Three-dimensional face reconstruction is one of the popular applications in computer vision. However, even state-of-the-art models still require frontal face as inputs, which restricts its usage scenarios in the wild. A similar dilemma also happens in face recognition. New research designed to recover the frontal face from a single side-pose facial image has emerged. The state-of-the-art in this area is the Face-Transformation generative adversarial network, which is based on the CycleGAN. This inspired our research which explores the performance of two models from pixel transformation in frontal facial synthesis, Pix2Pix and CycleGAN. We conducted the experiments on five different loss functions on Pix2Pix to improve its performance, then followed by proposing a new network Pairwise-GAN in frontal facial synthesis.
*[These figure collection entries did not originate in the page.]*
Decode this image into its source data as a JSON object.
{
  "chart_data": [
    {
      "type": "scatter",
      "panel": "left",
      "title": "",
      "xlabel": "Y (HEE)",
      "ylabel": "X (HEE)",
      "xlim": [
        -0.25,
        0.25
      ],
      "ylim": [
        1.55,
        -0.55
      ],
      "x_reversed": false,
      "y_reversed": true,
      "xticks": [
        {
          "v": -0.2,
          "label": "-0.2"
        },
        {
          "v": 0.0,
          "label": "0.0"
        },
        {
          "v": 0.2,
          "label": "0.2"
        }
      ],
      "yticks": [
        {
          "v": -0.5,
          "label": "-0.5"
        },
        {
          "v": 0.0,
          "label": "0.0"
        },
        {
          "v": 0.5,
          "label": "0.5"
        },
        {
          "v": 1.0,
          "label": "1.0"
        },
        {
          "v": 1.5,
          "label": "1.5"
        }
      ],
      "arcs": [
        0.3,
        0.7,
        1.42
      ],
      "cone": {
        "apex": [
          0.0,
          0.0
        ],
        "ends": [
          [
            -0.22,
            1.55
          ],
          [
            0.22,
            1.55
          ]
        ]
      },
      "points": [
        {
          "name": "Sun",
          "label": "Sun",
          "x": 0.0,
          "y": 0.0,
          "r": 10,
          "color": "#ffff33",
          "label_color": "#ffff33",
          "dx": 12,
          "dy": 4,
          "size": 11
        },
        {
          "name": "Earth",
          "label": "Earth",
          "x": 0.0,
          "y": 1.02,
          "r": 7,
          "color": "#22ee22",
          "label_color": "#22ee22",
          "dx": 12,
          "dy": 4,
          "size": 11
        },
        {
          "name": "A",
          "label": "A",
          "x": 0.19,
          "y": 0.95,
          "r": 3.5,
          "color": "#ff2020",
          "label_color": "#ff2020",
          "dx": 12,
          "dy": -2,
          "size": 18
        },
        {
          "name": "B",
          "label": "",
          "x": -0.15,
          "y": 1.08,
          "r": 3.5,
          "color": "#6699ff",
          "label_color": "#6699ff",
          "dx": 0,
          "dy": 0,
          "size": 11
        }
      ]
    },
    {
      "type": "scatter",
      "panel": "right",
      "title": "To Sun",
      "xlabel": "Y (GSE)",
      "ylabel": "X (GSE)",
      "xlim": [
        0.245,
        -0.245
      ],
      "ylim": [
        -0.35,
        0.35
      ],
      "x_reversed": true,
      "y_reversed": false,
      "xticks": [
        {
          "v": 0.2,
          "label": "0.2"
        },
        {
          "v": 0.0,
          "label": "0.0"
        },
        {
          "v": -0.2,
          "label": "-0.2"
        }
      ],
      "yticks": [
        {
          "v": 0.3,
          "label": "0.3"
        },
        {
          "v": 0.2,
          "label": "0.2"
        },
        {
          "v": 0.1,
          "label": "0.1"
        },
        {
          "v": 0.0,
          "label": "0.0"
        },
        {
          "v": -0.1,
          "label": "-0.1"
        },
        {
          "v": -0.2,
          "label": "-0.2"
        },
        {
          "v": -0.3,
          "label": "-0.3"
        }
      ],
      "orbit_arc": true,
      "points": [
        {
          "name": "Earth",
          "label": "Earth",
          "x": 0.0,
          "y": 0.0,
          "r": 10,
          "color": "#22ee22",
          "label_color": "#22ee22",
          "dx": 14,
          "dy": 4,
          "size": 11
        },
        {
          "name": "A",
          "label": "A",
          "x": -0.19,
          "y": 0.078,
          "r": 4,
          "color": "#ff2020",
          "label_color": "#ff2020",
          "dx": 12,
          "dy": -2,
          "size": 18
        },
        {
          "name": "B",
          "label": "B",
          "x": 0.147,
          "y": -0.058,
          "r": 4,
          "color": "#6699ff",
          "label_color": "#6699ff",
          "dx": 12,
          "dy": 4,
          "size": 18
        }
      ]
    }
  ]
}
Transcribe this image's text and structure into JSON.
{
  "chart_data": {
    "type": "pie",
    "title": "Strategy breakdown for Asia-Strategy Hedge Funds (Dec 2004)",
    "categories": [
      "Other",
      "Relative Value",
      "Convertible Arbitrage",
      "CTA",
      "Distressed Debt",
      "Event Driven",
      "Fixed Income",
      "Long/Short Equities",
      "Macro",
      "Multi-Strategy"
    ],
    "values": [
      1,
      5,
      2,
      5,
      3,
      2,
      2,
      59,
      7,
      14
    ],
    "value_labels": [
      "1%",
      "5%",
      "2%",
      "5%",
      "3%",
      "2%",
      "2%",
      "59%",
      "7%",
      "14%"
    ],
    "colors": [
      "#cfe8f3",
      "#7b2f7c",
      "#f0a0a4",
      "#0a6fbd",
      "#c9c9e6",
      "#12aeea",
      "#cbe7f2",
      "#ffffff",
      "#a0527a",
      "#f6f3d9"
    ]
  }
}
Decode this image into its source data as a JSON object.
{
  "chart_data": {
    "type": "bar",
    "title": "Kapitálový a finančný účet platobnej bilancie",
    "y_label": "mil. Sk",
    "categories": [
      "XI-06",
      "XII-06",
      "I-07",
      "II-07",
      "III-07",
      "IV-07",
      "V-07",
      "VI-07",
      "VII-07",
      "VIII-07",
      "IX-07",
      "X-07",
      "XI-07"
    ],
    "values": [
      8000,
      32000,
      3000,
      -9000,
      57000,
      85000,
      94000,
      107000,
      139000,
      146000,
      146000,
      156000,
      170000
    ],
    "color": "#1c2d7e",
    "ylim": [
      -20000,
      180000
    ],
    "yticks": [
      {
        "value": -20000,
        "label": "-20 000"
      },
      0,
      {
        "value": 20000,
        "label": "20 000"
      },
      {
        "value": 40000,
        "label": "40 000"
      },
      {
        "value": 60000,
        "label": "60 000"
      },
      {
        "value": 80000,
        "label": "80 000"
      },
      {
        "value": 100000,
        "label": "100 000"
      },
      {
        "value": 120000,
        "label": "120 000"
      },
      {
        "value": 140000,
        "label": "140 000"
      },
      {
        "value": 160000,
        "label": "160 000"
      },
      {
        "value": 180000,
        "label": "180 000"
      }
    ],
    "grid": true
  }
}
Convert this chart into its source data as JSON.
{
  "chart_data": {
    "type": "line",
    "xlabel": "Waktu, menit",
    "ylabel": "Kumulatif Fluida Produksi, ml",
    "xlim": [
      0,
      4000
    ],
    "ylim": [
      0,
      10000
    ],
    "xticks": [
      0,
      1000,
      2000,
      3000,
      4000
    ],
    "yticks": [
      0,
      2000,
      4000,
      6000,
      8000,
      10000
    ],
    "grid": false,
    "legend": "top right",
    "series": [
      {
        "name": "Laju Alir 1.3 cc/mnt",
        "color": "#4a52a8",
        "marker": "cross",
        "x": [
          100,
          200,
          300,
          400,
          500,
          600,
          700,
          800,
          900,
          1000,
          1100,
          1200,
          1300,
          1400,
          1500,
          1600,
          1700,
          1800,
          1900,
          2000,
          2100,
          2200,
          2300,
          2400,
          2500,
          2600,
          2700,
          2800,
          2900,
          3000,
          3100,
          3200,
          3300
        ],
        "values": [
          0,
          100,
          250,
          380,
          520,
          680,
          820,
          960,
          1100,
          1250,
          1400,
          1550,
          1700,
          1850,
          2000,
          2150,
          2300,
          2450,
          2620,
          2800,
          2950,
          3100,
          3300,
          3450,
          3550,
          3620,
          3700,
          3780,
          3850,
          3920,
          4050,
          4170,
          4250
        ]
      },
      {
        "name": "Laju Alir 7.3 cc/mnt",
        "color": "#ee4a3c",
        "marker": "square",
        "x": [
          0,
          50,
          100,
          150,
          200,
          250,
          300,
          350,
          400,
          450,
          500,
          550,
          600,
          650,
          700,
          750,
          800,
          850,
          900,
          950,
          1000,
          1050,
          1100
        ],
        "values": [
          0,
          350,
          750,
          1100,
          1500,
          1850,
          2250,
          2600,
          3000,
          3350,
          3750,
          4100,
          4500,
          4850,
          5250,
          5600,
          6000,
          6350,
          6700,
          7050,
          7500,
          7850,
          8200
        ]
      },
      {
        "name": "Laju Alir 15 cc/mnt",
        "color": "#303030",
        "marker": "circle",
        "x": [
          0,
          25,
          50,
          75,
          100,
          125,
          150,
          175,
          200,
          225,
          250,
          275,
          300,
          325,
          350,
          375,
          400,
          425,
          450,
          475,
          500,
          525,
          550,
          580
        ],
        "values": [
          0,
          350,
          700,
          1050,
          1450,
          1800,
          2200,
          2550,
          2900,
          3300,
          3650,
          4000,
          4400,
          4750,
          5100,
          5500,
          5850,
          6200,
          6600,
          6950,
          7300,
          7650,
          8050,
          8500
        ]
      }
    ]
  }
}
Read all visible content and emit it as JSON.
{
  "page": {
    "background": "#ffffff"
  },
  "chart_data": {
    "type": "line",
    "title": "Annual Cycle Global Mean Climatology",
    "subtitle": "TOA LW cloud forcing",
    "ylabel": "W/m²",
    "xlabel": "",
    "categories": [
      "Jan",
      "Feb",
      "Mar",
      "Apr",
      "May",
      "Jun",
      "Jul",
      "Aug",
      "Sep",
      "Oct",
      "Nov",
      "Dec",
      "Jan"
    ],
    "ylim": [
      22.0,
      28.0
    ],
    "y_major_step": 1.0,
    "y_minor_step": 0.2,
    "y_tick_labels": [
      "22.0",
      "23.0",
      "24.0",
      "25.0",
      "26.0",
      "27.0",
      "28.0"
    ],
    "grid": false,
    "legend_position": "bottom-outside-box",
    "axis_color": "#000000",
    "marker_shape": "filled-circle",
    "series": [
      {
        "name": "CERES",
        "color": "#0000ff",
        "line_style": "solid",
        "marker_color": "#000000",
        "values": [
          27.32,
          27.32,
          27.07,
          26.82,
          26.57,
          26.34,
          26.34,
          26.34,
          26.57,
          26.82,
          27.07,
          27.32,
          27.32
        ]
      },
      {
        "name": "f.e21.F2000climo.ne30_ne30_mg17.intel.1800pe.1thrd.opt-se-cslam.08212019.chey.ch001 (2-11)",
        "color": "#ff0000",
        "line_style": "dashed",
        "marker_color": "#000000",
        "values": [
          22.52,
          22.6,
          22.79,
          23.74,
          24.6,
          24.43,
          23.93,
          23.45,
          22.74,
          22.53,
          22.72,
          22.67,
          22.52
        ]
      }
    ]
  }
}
Pairwise-GAN uses two parallel U-Nets as the generator and PatchGAN as the discriminator. The detailed hyper-parameters are also discussed. Based on the quantitative measurement by face similarity comparison, our results showed that Pix2Pix with L1 loss, gradient difference loss, and identity loss results in 2.72% of improvement at average similarity compared to the default Pix2Pix model. Additionally, the performance of Pairwise-GAN is 5.4% better than the CycleGAN and 9.1% than the Pix2Pix at average similarity.